I like that quote – evil cannot be negotiated with, it must just be stopped. I tried to negotiate with my evil for a long time. I just couldn’t believe he was evil. How can they mimic emotions so well but not feel them? My ex seemed to be very much in love in the first months – he smiled all the time, laughed and laughed at my jokes, held me, looked in my eyes, sang to me, cuddled up to me, held my hand all the time, he seemed so joyful. Was that faked???? I think he was enjoying whatever it was he was doing with me, but it wasn’t love. He was draining me like a vampire – that was the joy, not what I thought it was. It just seemed like adoration to me. It seemed like beautiful, unconditional love.

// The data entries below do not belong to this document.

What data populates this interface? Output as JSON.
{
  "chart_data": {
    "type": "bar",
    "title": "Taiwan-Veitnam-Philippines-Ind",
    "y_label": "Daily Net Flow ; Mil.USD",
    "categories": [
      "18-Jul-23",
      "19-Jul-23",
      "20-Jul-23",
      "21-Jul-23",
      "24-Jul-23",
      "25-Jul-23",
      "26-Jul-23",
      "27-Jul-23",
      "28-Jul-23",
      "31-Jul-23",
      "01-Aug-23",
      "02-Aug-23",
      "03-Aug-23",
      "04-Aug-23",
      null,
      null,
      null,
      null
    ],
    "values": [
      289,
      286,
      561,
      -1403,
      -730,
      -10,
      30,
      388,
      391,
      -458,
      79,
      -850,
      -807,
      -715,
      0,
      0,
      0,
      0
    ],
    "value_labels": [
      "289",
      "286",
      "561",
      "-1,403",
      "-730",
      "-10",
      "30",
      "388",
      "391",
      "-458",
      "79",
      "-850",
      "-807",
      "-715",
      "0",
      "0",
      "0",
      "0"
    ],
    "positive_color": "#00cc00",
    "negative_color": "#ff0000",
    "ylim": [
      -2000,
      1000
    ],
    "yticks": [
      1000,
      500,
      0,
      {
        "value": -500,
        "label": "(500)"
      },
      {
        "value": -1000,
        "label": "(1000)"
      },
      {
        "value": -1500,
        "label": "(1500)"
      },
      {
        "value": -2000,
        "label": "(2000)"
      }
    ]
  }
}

Good night LIG – sleep well. Thank you for your love, and please know how deeply it is appreciated and reciprocated.
exactly. exactly. my experience was exactly the same. like i said … they’re pods. not human.
i think the most hurtful thing my ex said, as he walked out of our ‘love nest’ for the last time (after he told me he got this girl pregnant and had been cheating for a year and i immediately threw him out), was that he looked at me and seethed: “and i NEVER thought of you as my lover!”
this was after 20 years of nothing but the most amazing, compatible sex we both ever experienced (well, i experienced it. i’m sure he lied about that too).
i can still see the look on his face as he said it. he spit it out like he was spitting nails. the seething hate toward me as he said it was incredible.
Ha ha “the blob”. That was good, LIG. I will have to call mine that from now on.